Web Site Dishes a New Form of N.Y. Gossip

This article is from the archive of The New York Sun before the launch of its new website in 2022. The Sun has neither altered nor updated such articles but will seek to correct any errors, mis-categorizations or other problems introduced during transfer.

The New York Sun

Ever wanted to hear a celebrity’s answering machine recording, or know which prominent New Yorker has a twin? A new Web site, Cityfile.com, is putting such information at easy reach.

Founded by a former Radar magazine online editor, Remy Stern, 33, Cityfile.com made its debut earlier this week. The privately funded site is part database and part Web log, featuring in-depth profiles of the city’s “most notable” residents, and updates on their day-to-day lives on its Dailyfile page. The site currently features 2,109 profiles that viewers can browse by 27 industry categories, or by lists ranging from “Gun license” to “Generously proportioned.”

“People are really interested in the web of relationships and connections,” Mr. Stern, a native New Yorker, said. Likening it to a guidebook of New York residents, he said, “It’s a look at the city through the people who shape the culture, make the city what it is, influence what we read, what we eat, where we shop.”

While the site’s Dailyfile page falls along the lines of gossip blogs such as Gawker.com, its Cityfile data fills a different niche within the universe of blogs.
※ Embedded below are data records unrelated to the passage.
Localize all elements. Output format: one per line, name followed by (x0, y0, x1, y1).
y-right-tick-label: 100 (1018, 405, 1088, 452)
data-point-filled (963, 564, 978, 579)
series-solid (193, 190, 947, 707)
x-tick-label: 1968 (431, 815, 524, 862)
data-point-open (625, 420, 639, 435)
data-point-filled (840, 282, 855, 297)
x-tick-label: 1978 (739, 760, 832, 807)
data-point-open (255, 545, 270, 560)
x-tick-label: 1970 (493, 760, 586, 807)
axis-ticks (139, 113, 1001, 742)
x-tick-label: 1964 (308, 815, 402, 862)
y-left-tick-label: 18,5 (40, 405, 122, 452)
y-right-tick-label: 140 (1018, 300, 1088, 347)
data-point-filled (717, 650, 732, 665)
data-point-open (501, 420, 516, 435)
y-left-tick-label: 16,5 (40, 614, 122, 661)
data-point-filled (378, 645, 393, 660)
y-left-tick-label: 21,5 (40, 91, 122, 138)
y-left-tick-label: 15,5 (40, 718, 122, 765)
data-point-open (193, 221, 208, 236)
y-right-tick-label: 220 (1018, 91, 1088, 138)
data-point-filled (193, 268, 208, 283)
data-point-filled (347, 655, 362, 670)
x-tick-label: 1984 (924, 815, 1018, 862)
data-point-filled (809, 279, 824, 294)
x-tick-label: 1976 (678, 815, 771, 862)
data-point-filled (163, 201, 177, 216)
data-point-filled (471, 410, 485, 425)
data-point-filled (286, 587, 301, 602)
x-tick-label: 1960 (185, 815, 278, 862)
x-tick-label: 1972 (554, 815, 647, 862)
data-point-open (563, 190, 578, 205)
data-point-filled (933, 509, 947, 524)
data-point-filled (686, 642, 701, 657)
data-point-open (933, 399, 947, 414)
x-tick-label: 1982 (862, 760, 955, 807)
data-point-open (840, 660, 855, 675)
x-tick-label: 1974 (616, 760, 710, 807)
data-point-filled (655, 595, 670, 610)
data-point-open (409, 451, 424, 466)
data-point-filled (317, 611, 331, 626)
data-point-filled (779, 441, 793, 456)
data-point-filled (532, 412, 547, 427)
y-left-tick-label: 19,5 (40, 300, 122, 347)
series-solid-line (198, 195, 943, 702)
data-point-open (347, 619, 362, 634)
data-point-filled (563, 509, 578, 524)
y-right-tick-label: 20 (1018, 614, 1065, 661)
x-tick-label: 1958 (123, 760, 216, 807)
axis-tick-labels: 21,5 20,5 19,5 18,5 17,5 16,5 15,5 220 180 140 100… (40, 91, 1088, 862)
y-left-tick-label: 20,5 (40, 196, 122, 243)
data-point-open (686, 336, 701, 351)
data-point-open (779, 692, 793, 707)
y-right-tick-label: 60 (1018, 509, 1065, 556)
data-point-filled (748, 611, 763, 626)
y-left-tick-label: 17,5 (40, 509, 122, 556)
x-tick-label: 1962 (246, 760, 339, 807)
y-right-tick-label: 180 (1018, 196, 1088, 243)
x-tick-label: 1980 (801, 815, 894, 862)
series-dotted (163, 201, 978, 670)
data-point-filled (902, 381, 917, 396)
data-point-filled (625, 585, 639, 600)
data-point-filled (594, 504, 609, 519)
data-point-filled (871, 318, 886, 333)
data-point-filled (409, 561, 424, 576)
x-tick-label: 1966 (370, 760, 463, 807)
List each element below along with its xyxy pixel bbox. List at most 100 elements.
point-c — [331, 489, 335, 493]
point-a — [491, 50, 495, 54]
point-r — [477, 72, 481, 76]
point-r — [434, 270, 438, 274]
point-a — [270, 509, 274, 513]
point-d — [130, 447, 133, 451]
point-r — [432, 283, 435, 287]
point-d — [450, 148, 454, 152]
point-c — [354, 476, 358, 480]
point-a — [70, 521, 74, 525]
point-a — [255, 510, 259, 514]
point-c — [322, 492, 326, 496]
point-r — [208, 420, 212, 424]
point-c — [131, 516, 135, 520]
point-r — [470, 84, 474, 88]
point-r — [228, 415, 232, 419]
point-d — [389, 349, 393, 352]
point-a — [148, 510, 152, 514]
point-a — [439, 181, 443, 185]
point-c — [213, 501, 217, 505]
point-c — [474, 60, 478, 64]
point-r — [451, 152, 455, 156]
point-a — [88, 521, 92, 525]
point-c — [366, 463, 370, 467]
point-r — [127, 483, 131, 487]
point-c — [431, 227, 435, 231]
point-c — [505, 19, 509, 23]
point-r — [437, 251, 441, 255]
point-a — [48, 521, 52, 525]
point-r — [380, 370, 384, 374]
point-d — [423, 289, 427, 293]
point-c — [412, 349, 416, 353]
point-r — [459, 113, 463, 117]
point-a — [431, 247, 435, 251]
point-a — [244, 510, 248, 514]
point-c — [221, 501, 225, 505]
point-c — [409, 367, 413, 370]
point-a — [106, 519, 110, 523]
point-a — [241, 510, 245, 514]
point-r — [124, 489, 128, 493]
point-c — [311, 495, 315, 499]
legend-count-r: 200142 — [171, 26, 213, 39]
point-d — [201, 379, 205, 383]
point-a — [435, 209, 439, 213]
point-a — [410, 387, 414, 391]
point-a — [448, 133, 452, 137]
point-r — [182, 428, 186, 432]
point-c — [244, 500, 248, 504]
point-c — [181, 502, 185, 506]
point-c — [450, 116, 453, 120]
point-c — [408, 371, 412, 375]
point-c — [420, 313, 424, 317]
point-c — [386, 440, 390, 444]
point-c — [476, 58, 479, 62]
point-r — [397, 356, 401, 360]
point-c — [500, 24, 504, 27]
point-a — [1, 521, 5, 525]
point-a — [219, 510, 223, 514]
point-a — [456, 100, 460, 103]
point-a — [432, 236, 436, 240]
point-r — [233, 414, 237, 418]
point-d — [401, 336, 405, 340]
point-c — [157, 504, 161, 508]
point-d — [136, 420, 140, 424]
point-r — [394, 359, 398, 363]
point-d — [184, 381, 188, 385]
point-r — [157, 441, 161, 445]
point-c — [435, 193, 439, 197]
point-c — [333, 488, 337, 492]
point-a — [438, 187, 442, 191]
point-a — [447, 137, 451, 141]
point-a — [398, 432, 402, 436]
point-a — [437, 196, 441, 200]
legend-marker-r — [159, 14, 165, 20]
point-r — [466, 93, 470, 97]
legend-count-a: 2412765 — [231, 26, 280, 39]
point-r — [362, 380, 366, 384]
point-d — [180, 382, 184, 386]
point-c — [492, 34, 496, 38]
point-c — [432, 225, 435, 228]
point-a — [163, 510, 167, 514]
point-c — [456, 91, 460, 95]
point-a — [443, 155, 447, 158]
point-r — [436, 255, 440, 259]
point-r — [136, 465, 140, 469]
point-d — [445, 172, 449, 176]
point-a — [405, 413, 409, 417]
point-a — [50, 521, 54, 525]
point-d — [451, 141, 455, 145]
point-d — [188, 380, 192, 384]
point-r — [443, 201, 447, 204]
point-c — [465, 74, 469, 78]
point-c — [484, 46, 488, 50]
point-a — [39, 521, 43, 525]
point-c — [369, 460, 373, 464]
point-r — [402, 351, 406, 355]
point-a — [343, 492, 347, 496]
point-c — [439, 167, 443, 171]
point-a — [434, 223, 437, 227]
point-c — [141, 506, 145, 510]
Its database of profiles is reminiscent of Wikipedia, except the pages cannot be directly edited by viewers. A couple of minutes on the site’s list function garners such information as that both Mariska Hargitay and Tina Fey have scars, and that Jennifer Connelly and Russell Simmons are vegans.

Mr. Stern calls the site a “great resource for journalists, media, and New Yorkers.”

Cityfile has the edge necessary for success in New York City, the publisher of the real estate site Curbed.com, Lockhart Steele, said. “New York has always had a really vibrant blog scene that really started with Gawker,” he said, adding that in the last year or so Gawker has broadened and is less New York City-centric.

About a dozen freelancers compiled Cityfile’s initial database, but did not personally interview any of the featured New Yorkers, Mr. Stern said, adding that the site will continue to evolve over time; profiles will be added and also dropped.

As Cityfile matures, it will rely heavily on user contributions, he said. Registered users can upload photos and suggest corrections to the site’s profiles, although they cannot directly alter any of its biographies. They may also post comments, track the people they are most interested in, and even rate featured New Yorkers on a 1-to-100 scale.

“Think of it as an approval rating,” Mr. Stern said.

The site has a small staff, including a handful of photographers who are dispatched throughout the city to photograph people eating out at restaurants, or to snap shots of homes, according to Mr. Stern. Photographs taken by the freelancers will have a star placed on the corner, to differentiate them from those that are user-uploaded.

The nascent blog has already garnered some attention among fellow bloggers, particularly a photo showing Eliot Spitzer at his daughter’s pre-prom party.

Although the site publicizes details of private lives, including home addresses, experts say that the site is not an unlawful invasion of privacy.

“People overestimate the amount of privacy protection the law gives,” a lawyer at the Berkman Center for Internet & Society at Harvard Law School, Wendy Seltzer, said. “Celebrities and public figures have even less of an expectation of privacy.”

The information available on Cityfile is “not so secret,” Mr. Stern said. “All we did was aggregate it.”